Zwi Rappoport,
Vorsitzender des Landesverbandes der Jüdischen Gemeinden von Westfalen-Lippe K.d.o.R.

Zwi Rappoport Vorsitzender des Landesverbandes der Jüdischen Gemeinden von Westfalen-Lippe K.d.o.R.

Liebe Gemeindemitglieder,
verehrte Leser,

in den letzten Wochen sind Hundertausende in Deutschland auf die Straße gegangen, um gegen Rechtsradikalismus, Rassismus und Fremdenfeindlichkeit zu demonstrieren. Der Kampf für die in unserem Grundgesetz verankerten Menschenrechte ist grundsätzlich ermutigend. Die „schweigende Mehrheit“ scheint endlich erkannt zu haben, welche Gefahren ausgehen von populistischen Kräften wie der AfD. Angesichts des Umstandes, dass diese zum Teil rechtsextreme Partei in drei Bundesländern zur stärksten politischen Kraft werden könnte, ist es höchste Zeit für solche Proteste.

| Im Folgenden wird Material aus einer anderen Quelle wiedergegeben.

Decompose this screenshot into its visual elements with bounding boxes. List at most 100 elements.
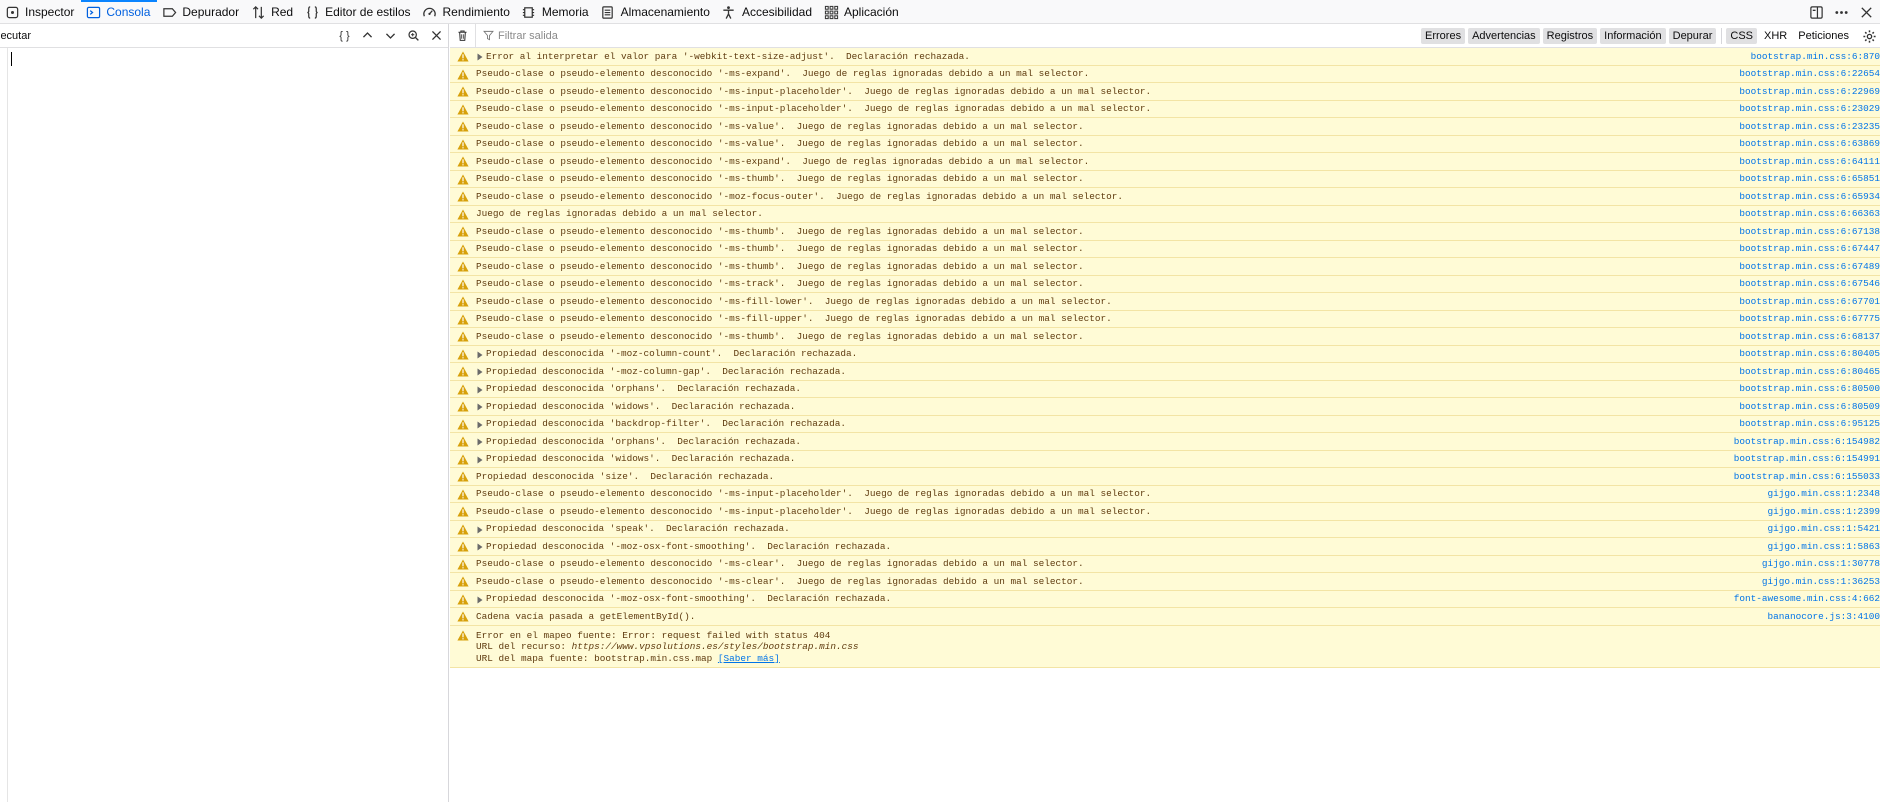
console-message[interactable]: Pseudo-clase o pseudo-elemento desconoci… xyxy=(450,135,1880,153)
close-icon[interactable] xyxy=(425,24,448,47)
message-source-link[interactable]: bootstrap.min.css:6:67138 xyxy=(1739,226,1880,237)
message-source-link[interactable]: bootstrap.min.css:6:870 xyxy=(1751,51,1880,62)
expand-arrow-icon[interactable] xyxy=(477,403,483,411)
code-editor[interactable] xyxy=(0,48,448,802)
message-source-link[interactable]: bootstrap.min.css:6:80465 xyxy=(1739,366,1880,377)
learn-more-link[interactable]: [Saber más] xyxy=(718,653,780,664)
console-message[interactable]: Error al interpretar el valor para '-web… xyxy=(450,48,1880,66)
console-message[interactable]: Propiedad desconocida '-moz-osx-font-smo… xyxy=(450,590,1880,608)
expand-arrow-icon[interactable] xyxy=(477,596,483,604)
filter-informacion-button[interactable]: Información xyxy=(1600,28,1666,44)
filter-peticiones-button[interactable]: Peticiones xyxy=(1794,28,1853,44)
tab-network[interactable]: Red xyxy=(246,0,300,24)
execute-button[interactable]: jecutar xyxy=(0,30,333,42)
message-source-link[interactable]: gijgo.min.css:1:5863 xyxy=(1767,541,1880,552)
message-source-link[interactable]: bootstrap.min.css:6:154991 xyxy=(1734,453,1880,464)
console-message[interactable]: Pseudo-clase o pseudo-elemento desconoci… xyxy=(450,65,1880,83)
message-source-link[interactable]: bootstrap.min.css:6:80405 xyxy=(1739,348,1880,359)
console-message[interactable]: Propiedad desconocida 'speak'. Declaraci… xyxy=(450,520,1880,538)
tab-accessibility[interactable]: Accesibilidad xyxy=(717,0,819,24)
message-source-link[interactable]: bootstrap.min.css:6:23029 xyxy=(1739,103,1880,114)
gear-icon[interactable] xyxy=(1858,25,1880,47)
expand-arrow-icon[interactable] xyxy=(477,421,483,429)
tab-performance[interactable]: Rendimiento xyxy=(418,0,517,24)
console-message[interactable]: Juego de reglas ignoradas debido a un ma… xyxy=(450,205,1880,223)
message-source-link[interactable]: bootstrap.min.css:6:67775 xyxy=(1739,313,1880,324)
filter-xhr-button[interactable]: XHR xyxy=(1760,28,1791,44)
console-message[interactable]: Propiedad desconocida 'orphans'. Declara… xyxy=(450,433,1880,451)
console-message[interactable]: Pseudo-clase o pseudo-elemento desconoci… xyxy=(450,83,1880,101)
console-message[interactable]: Propiedad desconocida 'widows'. Declarac… xyxy=(450,398,1880,416)
console-message[interactable]: Pseudo-clase o pseudo-elemento desconoci… xyxy=(450,275,1880,293)
message-source-link[interactable]: bootstrap.min.css:6:67546 xyxy=(1739,278,1880,289)
message-source-link[interactable]: font-awesome.min.css:4:662 xyxy=(1734,593,1880,604)
console-message[interactable]: Pseudo-clase o pseudo-elemento desconoci… xyxy=(450,240,1880,258)
expand-arrow-icon[interactable] xyxy=(477,368,483,376)
expand-arrow-icon[interactable] xyxy=(477,438,483,446)
message-source-link[interactable]: bootstrap.min.css:6:80500 xyxy=(1739,383,1880,394)
message-source-link[interactable]: bootstrap.min.css:6:67447 xyxy=(1739,243,1880,254)
filter-depurar-button[interactable]: Depurar xyxy=(1668,28,1717,44)
message-source-link[interactable]: bootstrap.min.css:6:67489 xyxy=(1739,261,1880,272)
console-message[interactable]: Pseudo-clase o pseudo-elemento desconoci… xyxy=(450,170,1880,188)
filter-output-field[interactable] xyxy=(483,29,1143,42)
tab-application[interactable]: Aplicación xyxy=(819,0,906,24)
message-source-link[interactable]: bootstrap.min.css:6:63869 xyxy=(1739,138,1880,149)
search-icon[interactable] xyxy=(402,24,425,47)
tab-storage[interactable]: Almacenamiento xyxy=(596,0,717,24)
expand-arrow-icon[interactable] xyxy=(477,543,483,551)
filter-errores-button[interactable]: Errores xyxy=(1421,28,1466,44)
message-source-link[interactable]: bootstrap.min.css:6:64111 xyxy=(1739,156,1880,167)
close-icon[interactable] xyxy=(1855,1,1877,23)
expand-arrow-icon[interactable] xyxy=(477,386,483,394)
chevron-down-icon[interactable] xyxy=(379,24,402,47)
console-message[interactable]: Pseudo-clase o pseudo-elemento desconoci… xyxy=(450,485,1880,503)
message-source-link[interactable]: bootstrap.min.css:6:22654 xyxy=(1739,68,1880,79)
console-message[interactable]: Propiedad desconocida 'orphans'. Declara… xyxy=(450,380,1880,398)
console-message[interactable]: Pseudo-clase o pseudo-elemento desconoci… xyxy=(450,188,1880,206)
dock-icon[interactable] xyxy=(1805,1,1827,23)
tab-console[interactable]: Consola xyxy=(81,0,158,24)
console-message[interactable]: Pseudo-clase o pseudo-elemento desconoci… xyxy=(450,118,1880,136)
message-source-link[interactable]: bootstrap.min.css:6:22969 xyxy=(1739,86,1880,97)
console-message[interactable]: Propiedad desconocida 'backdrop-filter'.… xyxy=(450,415,1880,433)
message-source-link[interactable]: bootstrap.min.css:6:65934 xyxy=(1739,191,1880,202)
console-message[interactable]: Pseudo-clase o pseudo-elemento desconoci… xyxy=(450,555,1880,573)
console-message[interactable]: Cadena vacía pasada a getElementById(). b… xyxy=(450,608,1880,626)
console-message[interactable]: Propiedad desconocida 'size'. Declaració… xyxy=(450,468,1880,486)
console-message[interactable]: Pseudo-clase o pseudo-elemento desconoci… xyxy=(450,573,1880,591)
expand-arrow-icon[interactable] xyxy=(477,456,483,464)
console-message[interactable]: Pseudo-clase o pseudo-elemento desconoci… xyxy=(450,258,1880,276)
filter-output-input[interactable] xyxy=(498,29,1098,42)
console-message[interactable]: Pseudo-clase o pseudo-elemento desconoci… xyxy=(450,328,1880,346)
tab-debugger[interactable]: Depurador xyxy=(157,0,246,24)
more-icon[interactable] xyxy=(1830,1,1852,23)
message-source-link[interactable]: bootstrap.min.css:6:155033 xyxy=(1734,471,1880,482)
message-source-link[interactable]: bootstrap.min.css:6:80509 xyxy=(1739,401,1880,412)
message-source-link[interactable]: bootstrap.min.css:6:67701 xyxy=(1739,296,1880,307)
message-source-link[interactable]: bootstrap.min.css:6:23235 xyxy=(1739,121,1880,132)
console-message[interactable]: Pseudo-clase o pseudo-elemento desconoci… xyxy=(450,503,1880,521)
expand-arrow-icon[interactable] xyxy=(477,351,483,359)
chevron-up-icon[interactable] xyxy=(356,24,379,47)
message-source-link[interactable]: gijgo.min.css:1:2399 xyxy=(1767,506,1880,517)
message-source-link[interactable]: bananocore.js:3:4100 xyxy=(1767,611,1880,622)
message-source-link[interactable]: bootstrap.min.css:6:95125 xyxy=(1739,418,1880,429)
filter-registros-button[interactable]: Registros xyxy=(1542,28,1598,44)
console-message[interactable]: Pseudo-clase o pseudo-elemento desconoci… xyxy=(450,223,1880,241)
tab-style-editor[interactable]: Editor de estilos xyxy=(300,0,417,24)
console-message[interactable]: Pseudo-clase o pseudo-elemento desconoci… xyxy=(450,100,1880,118)
trash-icon[interactable] xyxy=(450,23,476,48)
sourcemap-error-message[interactable]: Error en el mapeo fuente: Error: request… xyxy=(450,625,1880,668)
tab-memory[interactable]: Memoria xyxy=(517,0,596,24)
message-source-link[interactable]: bootstrap.min.css:6:65851 xyxy=(1739,173,1880,184)
console-message[interactable]: Propiedad desconocida '-moz-osx-font-smo… xyxy=(450,538,1880,556)
expand-arrow-icon[interactable] xyxy=(477,53,483,61)
message-source-link[interactable]: gijgo.min.css:1:2348 xyxy=(1767,488,1880,499)
console-message[interactable]: Propiedad desconocida 'widows'. Declarac… xyxy=(450,450,1880,468)
console-message[interactable]: Pseudo-clase o pseudo-elemento desconoci… xyxy=(450,153,1880,171)
tab-inspector[interactable]: Inspector xyxy=(0,0,81,24)
console-message[interactable]: Propiedad desconocida '-moz-column-count… xyxy=(450,345,1880,363)
console-message[interactable]: Pseudo-clase o pseudo-elemento desconoci… xyxy=(450,293,1880,311)
console-message[interactable]: Pseudo-clase o pseudo-elemento desconoci… xyxy=(450,310,1880,328)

Doch aus jüdischer Sicht fällt auf, dass der Antisemitismus auf diesen Demonstrationen kaum eine Rolle spielt. Warum nur sind alle gegen die diversen Arten von Menschenfeindlichkeit, sparen aber bemerkenswert häufig den Hass auf Juden aus?
Der Kampf gegen Rechtsradikalismus und für die Rechte von Minderheiten ist unglaubwürdig, wenn er nicht den Kampf gegen Judenhass mit einschließt. Antisemitismus hat tiefgreifende Auswirkungen auf die gesamte Gesellschaft, weil er die demokratischen Werte untergräbt.

Zusätzlich ist uns schmerzhaft bewusst, dass die Solidaritätsdemonstrationen nach dem 7. Oktober nicht annähernd die Resonanz fanden wie die gegenwärtigen Massenproteste. Unser Eindruck hat sich verfestigt, dass man Israel und dem Schicksal der Juden eher neutral bis ablehnend gegenübersteht. Diese fehlende Empathie hat der Autor David Baddiel treffend „Jews don’t count“ („Juden zählen nicht“) genannt.

Unsere jüdische Gemeinschaft aber wird diese Art des Beiseiteschiebens und Verdrängens nicht akzeptieren. Tröstlich ist, dass zumindest den politisch Handelnden bewusst zu sein scheint, dass ein Deutschland ohne Juden kein demokratisches Deutschland mehr wäre. Das Bewusstsein für die Dringlichkeit des Kampfes gegen Antisemitismus auch bei der breiten Masse der Bevölkerung zu entwickeln, bleibt eine Daueraufgabe.